Globally too, government-funded insurance schemes have not improved access to public health systems, said health rights activists.
“Problems in state-funded insurance models have been highlighted so many times,” said Suchitra Wagle from the Centre for Enquiry Into Health and Allied Themes, a non-profit working on public health in Mumbai. “Still, governments insist on implementing these.”
An alternative that activists have been pressing for is universal healthcare (as opposed to insurance) funded by public money. Most European countries and Canada have healthcare plans that run on taxes and social security funds. With insurance schemes on the other hand, healthcare is paid for, but often outsourced, activists said.
“What prevents you from using it for public health service?” asked Sengupta. “Let’s cut through the jargon and say that this [health insurance] is outsourcing of tertiary care to the private sector. We are not trying to reinvent the wheel here.”
Sengupta said it has proved impossible to regulate the quality and service in government-funded health insurance systems.
Lessons for the capital
The Delhi government, said Jain, is aware of the problems with such schemes and is trying to plug all holes.
“We feel that [the case with] Delhi is different,” said Jain. “There is no rural population here.

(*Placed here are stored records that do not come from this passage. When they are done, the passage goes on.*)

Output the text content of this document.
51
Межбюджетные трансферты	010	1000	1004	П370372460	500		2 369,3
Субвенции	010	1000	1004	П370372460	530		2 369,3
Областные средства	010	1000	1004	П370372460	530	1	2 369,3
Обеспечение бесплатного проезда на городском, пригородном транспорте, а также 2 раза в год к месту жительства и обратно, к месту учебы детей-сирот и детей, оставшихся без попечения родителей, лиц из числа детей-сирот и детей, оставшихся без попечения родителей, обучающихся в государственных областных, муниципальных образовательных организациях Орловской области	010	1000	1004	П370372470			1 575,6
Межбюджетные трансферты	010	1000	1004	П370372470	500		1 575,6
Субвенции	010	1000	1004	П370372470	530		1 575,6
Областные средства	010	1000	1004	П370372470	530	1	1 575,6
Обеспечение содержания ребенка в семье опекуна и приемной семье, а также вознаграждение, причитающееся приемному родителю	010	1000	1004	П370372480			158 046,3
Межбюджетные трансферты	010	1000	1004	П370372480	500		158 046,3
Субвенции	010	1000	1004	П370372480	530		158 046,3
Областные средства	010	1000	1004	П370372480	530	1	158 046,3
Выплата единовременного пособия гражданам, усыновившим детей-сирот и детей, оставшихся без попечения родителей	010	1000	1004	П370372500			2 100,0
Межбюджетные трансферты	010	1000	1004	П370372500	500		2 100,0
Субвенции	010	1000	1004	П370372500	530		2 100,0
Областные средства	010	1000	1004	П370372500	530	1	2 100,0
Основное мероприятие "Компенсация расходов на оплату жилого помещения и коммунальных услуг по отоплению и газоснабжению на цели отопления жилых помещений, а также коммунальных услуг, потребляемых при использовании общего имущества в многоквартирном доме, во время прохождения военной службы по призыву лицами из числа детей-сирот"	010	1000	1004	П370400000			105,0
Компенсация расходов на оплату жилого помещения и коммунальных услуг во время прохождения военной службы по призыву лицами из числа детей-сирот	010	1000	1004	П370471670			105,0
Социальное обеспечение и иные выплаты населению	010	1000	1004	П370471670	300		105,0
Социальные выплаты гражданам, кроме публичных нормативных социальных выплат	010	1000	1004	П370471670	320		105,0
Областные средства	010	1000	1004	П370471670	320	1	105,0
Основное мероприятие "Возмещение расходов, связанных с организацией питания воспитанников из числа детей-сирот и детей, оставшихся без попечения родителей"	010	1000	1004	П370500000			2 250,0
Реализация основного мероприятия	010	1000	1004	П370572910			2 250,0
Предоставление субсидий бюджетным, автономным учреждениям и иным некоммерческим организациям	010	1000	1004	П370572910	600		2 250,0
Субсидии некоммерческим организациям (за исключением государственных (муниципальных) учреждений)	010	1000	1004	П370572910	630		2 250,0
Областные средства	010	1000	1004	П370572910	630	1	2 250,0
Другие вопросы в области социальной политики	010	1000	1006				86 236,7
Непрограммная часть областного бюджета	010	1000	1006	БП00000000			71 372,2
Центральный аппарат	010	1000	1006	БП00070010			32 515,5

It’s easier for us to cross-check what is happening to a patient. We are trying to put in place a system of verification. So when someone is admitted, a message will automatically be sent to the third-party administrator, the insurance company and the government.”
Healthcare activists, however, are disappointed that the Delhi government, which runs on the mandate of transparency in governance, are taking the insurance route.
“If you build the capacity of the public health system, it is an asset,” Sengupta said. “If you outsource [healthcare], you are just strengthening the private sector.”